No poder, direita não abandonou sistema
A crise econômica, que afeta a França há oito anos, levou o país a questionar o regime trabalhista de 35 horas em diversas ocasiões. Mas apesar das críticas, os governos de direita dos ex-presidentes Jacques Chirac e Nicolas Sarkozy jamais ousaram apresentar abertamente o fim deste sistema, proposta que enfrentaria uma resistência feroz dos sindicatos franceses.
Segundo Touati, a melhor alternativa seria flexibilizar o atual sistema, uma posição defendida pelo ministro da Economia, Emmanuel Macron, e o premiê, Manuel Valls, considerados da ala social-liberal do Partido Socialista.
“Nós não conseguimos aprovar nenhuma reforma, e com as 35 horas é ainda mais difícil.
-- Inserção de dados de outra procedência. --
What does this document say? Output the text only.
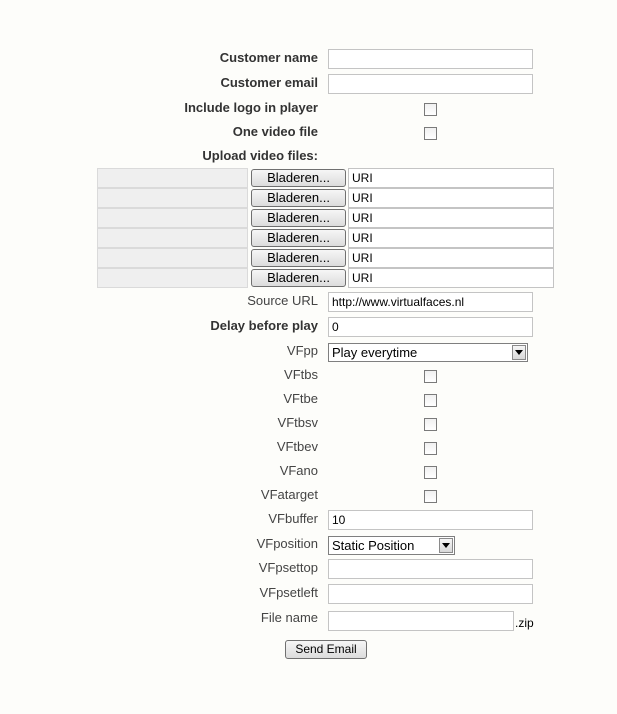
Customer name
Customer email
Include logo in player
One video file
Upload video files:
Bladeren...	URI
Bladeren...	URI
Bladeren...	URI
Bladeren...	URI
Bladeren...	URI
Bladeren...	URI
Source URL	http://www.virtualfaces.nl
Delay before play	0
VFpp	Play everytime
VFtbs
VFtbe
VFtbsv
VFtbev
VFano
VFatarget
VFbuffer	10
VFposition	Static Position
VFpsettop
VFpsetleft
File name	.zip
Send Email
Quando estamos com uma taxa de desemprego bem fraca, é possível trabalhar menos. Mas hoje não é essa a nossa realidade: temos 6,2 milhões de desempregados e vimos que trabalhar menos não vai criar postos de trabalho”, afirma. “Não vai ser fácil acabar com as 35 horas, por isso precisamos deixar os franceses escolherem: quem quiser, trabalha 35 horas e ganha o equivalente a isso, e aqueles que querem trabalhar mais ganharão melhor.”
A última pesquisa de opinião sobre o assunto, publicada em agosto, indicou que 62% da população é favorável a mais flexibilidade na lei, desde que haja acordo com os representantes sindicais.